Democrats argued that the bill proposed by GOP senators was an attack on voting rights meant to suppress voter turnout.
"They wouldn't be doing this if they didn't think it would have a negative outcome, particularly for Brown and Black voters in the state of Texas, and in the other states that are doing similar style legislation," said Rep. Marc Veasey, one of the Democrats who fled, in a statement Tuesday.
However, Republicans maintain the law would secure the elections process, even dubbing it as the "Texas election integrity bill."
"This bill is about making it both easy to vote and harder to cheat," said Sen. Bryan Hughes, the author of the bill, the Texas Tribune reported Tuesday.
Hughes blamed the backlash about his bill on a "horrible, misleading, false national debate coming out of Washington," according to the Tribune.

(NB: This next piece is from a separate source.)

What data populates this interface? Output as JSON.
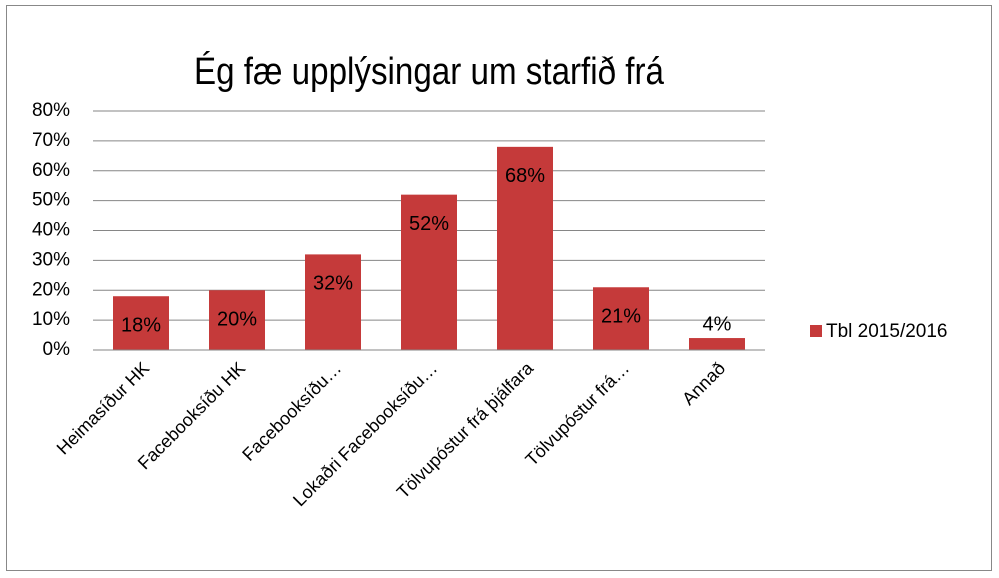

The Texas Democrats said they fled to the nation's capital to pressure Congress to pass voting rights legislation, such as the For The People Act, amid efforts by Republican-led state legislatures around the nation to reform voting rules.
"We also know that we are living on borrowed time in Texas, and we can't stay here indefinitely to run out the clock to stop Republicans' anti-voter attacks," Rep. Rhetta Bowers, another Democrat who fled, said in a statement Tuesday. "That's why we need Congress to act now to pass the For the People Act. Texas Democrats will do everything in our power to fight back. But we need Congress to act now."
Vice President Kamala Harris met with the Texas Democrats on Tuesday, and Sen. Joe Manchin, D-W.Va., is expected to meet with them as well. Manchin did not answer Tuesday when asked if he would support a carve-out in the Senate filibuster to pass voting rights legislation. He has previously opposed changes to the filibuster.
President Joe Biden on Tuesday also delivered a major speech in Philadelphia that condemned his predecessor's "Big Lie" about a stolen election. The president called on Congress to pass the For The People Act and restore the Voting Rights Act.
More than 150 companies, including Amazon, Target and PepsiCo, also backed updating the Voting Rights Act in a new letter released Wednesday, NBC News reported.